Le Département fédéral des affaires étrangères (DFAE) devrait pouvoir traiter les données privées de Suisses à l'étranger pour accomplir ses tâches. L'Organisation des Suisses de l'étranger soutient le projet en consultation jusqu'à vendredi, avec quelques réserves.

Selon cette révision de loi, le département peut collecter les données sur leur santé, les sanctions pénales ou administratives et des mesures d'aide sociale qui les concernent. "Mais il ne peut le faire qu'au cas par cas, avec le consentement de la personne et en lui précisant comment les données sont traitées", note Ariane Rustichelli, directrice de l'Organisation des Suisses de l'étranger.

Aujourd'hui, en cas de problème de santé, le DFAE n'a pas accès aux données médicales du concerné, illustre-t-elle. Or elles lui sont nécessaires pour des questions de protection consulaire. "Il faut veiller à ce que les données ne soient pas recueillies de façon inutile", mais toujours en respectant le principe de proportionnalité, fait-elle toutefois remarquer.

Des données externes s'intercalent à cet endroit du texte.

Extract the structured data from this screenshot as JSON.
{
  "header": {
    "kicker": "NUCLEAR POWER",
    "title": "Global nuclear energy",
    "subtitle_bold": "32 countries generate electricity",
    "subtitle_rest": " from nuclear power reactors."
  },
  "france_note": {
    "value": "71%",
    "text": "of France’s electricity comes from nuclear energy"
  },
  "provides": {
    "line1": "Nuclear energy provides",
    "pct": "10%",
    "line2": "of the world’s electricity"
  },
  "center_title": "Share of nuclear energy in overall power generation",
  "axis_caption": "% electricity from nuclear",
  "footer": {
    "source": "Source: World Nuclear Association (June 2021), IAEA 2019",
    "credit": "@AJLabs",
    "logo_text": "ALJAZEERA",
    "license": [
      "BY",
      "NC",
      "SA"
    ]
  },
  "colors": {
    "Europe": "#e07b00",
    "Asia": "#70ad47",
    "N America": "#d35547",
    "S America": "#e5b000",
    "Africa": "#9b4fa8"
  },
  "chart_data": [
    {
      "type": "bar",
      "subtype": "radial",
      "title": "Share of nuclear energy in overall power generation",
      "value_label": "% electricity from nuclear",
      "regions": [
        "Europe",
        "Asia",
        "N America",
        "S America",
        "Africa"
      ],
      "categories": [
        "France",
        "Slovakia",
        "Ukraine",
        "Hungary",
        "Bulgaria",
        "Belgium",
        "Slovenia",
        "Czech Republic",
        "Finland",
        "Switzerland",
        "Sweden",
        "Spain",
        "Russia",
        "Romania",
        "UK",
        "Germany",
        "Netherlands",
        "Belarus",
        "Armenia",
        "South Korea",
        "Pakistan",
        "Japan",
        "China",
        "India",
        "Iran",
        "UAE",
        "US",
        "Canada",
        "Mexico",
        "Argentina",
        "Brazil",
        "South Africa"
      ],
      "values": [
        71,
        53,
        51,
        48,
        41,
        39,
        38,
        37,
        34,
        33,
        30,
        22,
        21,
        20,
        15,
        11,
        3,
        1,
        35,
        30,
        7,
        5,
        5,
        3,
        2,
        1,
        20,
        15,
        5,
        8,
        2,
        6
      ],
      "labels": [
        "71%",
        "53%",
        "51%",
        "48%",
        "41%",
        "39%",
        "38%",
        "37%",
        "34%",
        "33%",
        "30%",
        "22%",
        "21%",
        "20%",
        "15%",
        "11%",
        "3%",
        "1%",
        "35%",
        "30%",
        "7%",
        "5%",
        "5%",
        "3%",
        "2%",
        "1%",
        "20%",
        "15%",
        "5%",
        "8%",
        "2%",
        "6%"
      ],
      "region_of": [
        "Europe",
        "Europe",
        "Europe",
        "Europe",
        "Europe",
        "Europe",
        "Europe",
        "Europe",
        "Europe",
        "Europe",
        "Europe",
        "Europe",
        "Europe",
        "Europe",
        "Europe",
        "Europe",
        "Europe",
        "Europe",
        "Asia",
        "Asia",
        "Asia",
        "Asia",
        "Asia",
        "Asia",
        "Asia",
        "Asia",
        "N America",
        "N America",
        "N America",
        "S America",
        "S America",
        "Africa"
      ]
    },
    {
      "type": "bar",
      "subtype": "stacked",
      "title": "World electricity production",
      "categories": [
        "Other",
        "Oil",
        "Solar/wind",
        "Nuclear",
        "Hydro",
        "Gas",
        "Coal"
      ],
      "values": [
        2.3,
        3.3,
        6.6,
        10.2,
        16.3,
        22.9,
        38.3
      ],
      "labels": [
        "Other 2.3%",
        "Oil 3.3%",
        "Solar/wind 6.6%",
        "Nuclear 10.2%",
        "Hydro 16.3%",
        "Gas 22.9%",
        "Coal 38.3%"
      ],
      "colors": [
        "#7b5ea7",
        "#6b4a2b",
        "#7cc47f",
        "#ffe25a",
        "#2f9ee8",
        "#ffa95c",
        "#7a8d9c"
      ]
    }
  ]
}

Ainsi, à titre exceptionnel, le département devrait pouvoir transmettre ces informations privées à des tiers, par exemple dans le cadre d'opérations de recherche, de sauvetage ou d'évacuation. Ou si la personne n'est plus en mesure de donner son consentement.

DFAE comme employeur

Autre point à relever selon Mme Rustichelli, "on ne sait pas grand-chose de la façon dont les données seraient transmises et protégées" en étudiant cette révision de la loi sur le traitement des données personnelles par le DFAE. Il s'agit de questions techniques, formelles, qui peuvent être réglées ultérieurement via une ordonnance, mais qui auront au final une grande importance.

La double casquette du DFAE dans certains cas de figure, lorsqu'il est aussi l'employeur de Suisses vivant à l'étranger, peut en outre s'avérer problématique. "Il faut éviter que le département puisse avoir un accès direct aux données personnelles de ses employés sans que cela ne se justifie", assure la directrice de l'organisation.

L'Organisation des Suisses de l'étranger est une fondation sise à Berne dont la mission est de représenter et de défendre les intérêts des quelque 760'000 Suisses de l'étranger. Centenaire en 2016, elle s'appuie sur quelque 750 associations et institutions helvétiques à travers le monde et leurs organisations faîtières.